I look at her expectantly, but she shakes her head. "Josh, I don't think you want to hear this story. It's ... complicated."
I lean forward and look her in the eye. "Erika, my best friend went through six years of hell before she got to be with the love of her life, and now because of who he is, her boobs are more famous than all the Kardashians put together. Her brother has gotten on and off the relationship rollercoaster with Cassie so many times, they both have season passes, and despite all of that, they're now the most sickeningly in-love newlyweds you've ever seen. I myself had to sleep with a metric shitton of neurotic actresses until I found the woman of my dreams, and yet I still have to endure my lady love getting paid to mack on guys who make me want to beat them with a large stick. I'm more than qualified to handle complicated."
She gives me a resigned look. "Okay, fine. But first you need to know some backstory. I've spent a lot of my adult life alone, and for the most part I've been okay with that. I have a fantastic house, a nice car, a job I love ... and every year I get to mentor wonderful actors who've become like family to me. Students like Cassie and Ethan. Hell, even Zoe and Jack." She runs her finger around the rim of her glass. "And I know some people think the reason I'm single is because I'm a heartless bitch who couldn't keep a man if she tried, but the truth is the only man I've ever wanted I couldn't have, so I didn't feel the need to settle."
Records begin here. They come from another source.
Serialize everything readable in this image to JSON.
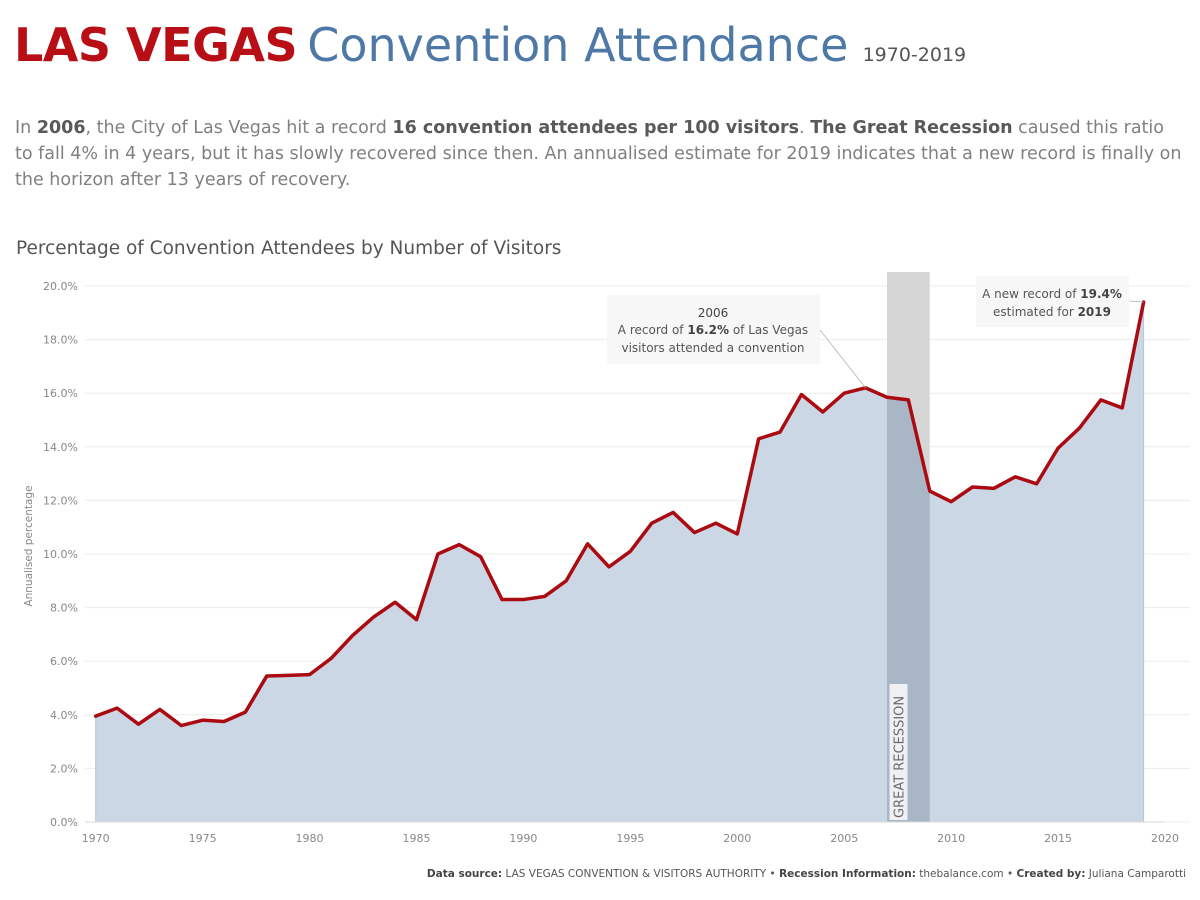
{
  "header": {
    "title_red": "LAS VEGAS",
    "title_blue": "Convention Attendance",
    "title_years": "1970-2019"
  },
  "intro": {
    "p1": "In ",
    "b1": "2006",
    "p2": ", the City of Las Vegas hit a record ",
    "b2": "16 convention attendees per 100 visitors",
    "p3": ". ",
    "b3": "The Great Recession",
    "p4": " caused this ratio to fall 4% in 4 years, but it has slowly recovered since then. An annualised estimate for 2019 indicates that a new record is finally on the horizon after 13 years of recovery."
  },
  "footer": {
    "l1": "Data source:",
    "v1": " LAS VEGAS CONVENTION & VISITORS AUTHORITY • ",
    "l2": "Recession Information:",
    "v2": " thebalance.com • ",
    "l3": "Created by:",
    "v3": "  Juliana Camparotti"
  },
  "chart_data": {
    "type": "area",
    "title": "Percentage of Convention Attendees by Number of Visitors",
    "ylabel": "Annualised percentage",
    "xlabel": "",
    "x": [
      1970,
      1971,
      1972,
      1973,
      1974,
      1975,
      1976,
      1977,
      1978,
      1979,
      1980,
      1981,
      1982,
      1983,
      1984,
      1985,
      1986,
      1987,
      1988,
      1989,
      1990,
      1991,
      1992,
      1993,
      1994,
      1995,
      1996,
      1997,
      1998,
      1999,
      2000,
      2001,
      2002,
      2003,
      2004,
      2005,
      2006,
      2007,
      2008,
      2009,
      2010,
      2011,
      2012,
      2013,
      2014,
      2015,
      2016,
      2017,
      2018,
      2019
    ],
    "values": [
      3.95,
      4.25,
      3.65,
      4.2,
      3.6,
      3.8,
      3.75,
      4.1,
      5.45,
      5.47,
      5.5,
      6.1,
      6.95,
      7.65,
      8.2,
      7.55,
      10.0,
      10.35,
      9.9,
      8.3,
      8.3,
      8.42,
      9.0,
      10.38,
      9.52,
      10.1,
      11.15,
      11.55,
      10.8,
      11.15,
      10.75,
      14.3,
      14.55,
      15.95,
      15.3,
      16.0,
      16.2,
      15.85,
      15.75,
      12.35,
      11.95,
      12.5,
      12.45,
      12.88,
      12.62,
      13.95,
      14.7,
      15.75,
      15.45,
      19.4
    ],
    "ylim": [
      0,
      20
    ],
    "xlim": [
      1969.5,
      2020
    ],
    "yticks": [
      "0.0%",
      "2.0%",
      "4.0%",
      "6.0%",
      "8.0%",
      "10.0%",
      "12.0%",
      "14.0%",
      "16.0%",
      "18.0%",
      "20.0%"
    ],
    "xticks": [
      "1970",
      "1975",
      "1980",
      "1985",
      "1990",
      "1995",
      "2000",
      "2005",
      "2010",
      "2015",
      "2020"
    ],
    "grid": true,
    "legend": "none",
    "colors": {
      "line": "#aa0a10",
      "area": "#cbd7e4",
      "recession": "#a6a6a6",
      "title_red": "#b80f16",
      "title_blue": "#4e79a7"
    },
    "recession": {
      "label": "GREAT RECESSION",
      "start": 2007,
      "end": 2009
    },
    "annotations": {
      "a2006": {
        "year_label": "2006",
        "pre": "A record of ",
        "value": "16.2%",
        "post": " of Las Vegas",
        "line2": "visitors attended a convention"
      },
      "a2019": {
        "pre": "A new record of ",
        "value": "19.4%",
        "line2_pre": "estimated for  ",
        "line2_value": "2019"
      }
    }
  }
}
"And that man was Daniel Eastman?"
She nods. "Back when I was in drama school, my roommate was from L.A. We quickly became best friends, and she kept raving about her boyfriend on the west coast who was trying to break into movies."
"Okay, I see where this is going."
"After a few months, Daniel came out to visit, and I'd heard so much about him from Ellie, I felt I already knew him. But even with all of her glowing descriptions, she hadn't done him justice." She takes a sip of her drink. "From the moment we met, there was this ... spark. I tried to tell myself it was just a silly crush, but I'd had crushes before, and what I felt for Daniel was in a different universe."
"Did he feel the same way?"
"At first I didn't think so, but then I noticed how often he stared at me. How he'd steal long glances, even when Ellie was talking to him. Whenever he was close, I could feel he was resisting the urge to touch me. Ellie seemed oblivious, but every time Daniel and I were in a room together, the tension between us was unbearable."
I lean back and put my arm along the back of the couch. "So, what did you do?"
"The only thing I could. I avoided him as much as possible. I loved Ellie like a sister, and she was head-over-heels for him. There was no way I was going to allow myself to lust after her man. But the feelings I had for Daniel went so much deeper than just physical attraction. We connected intellectually, spiritually, and emotionally, and each time I thought I couldn't be more attracted to him, he'd say or do something to prove me wrong." From her expression, it seems even talking about this makes her feel guilty.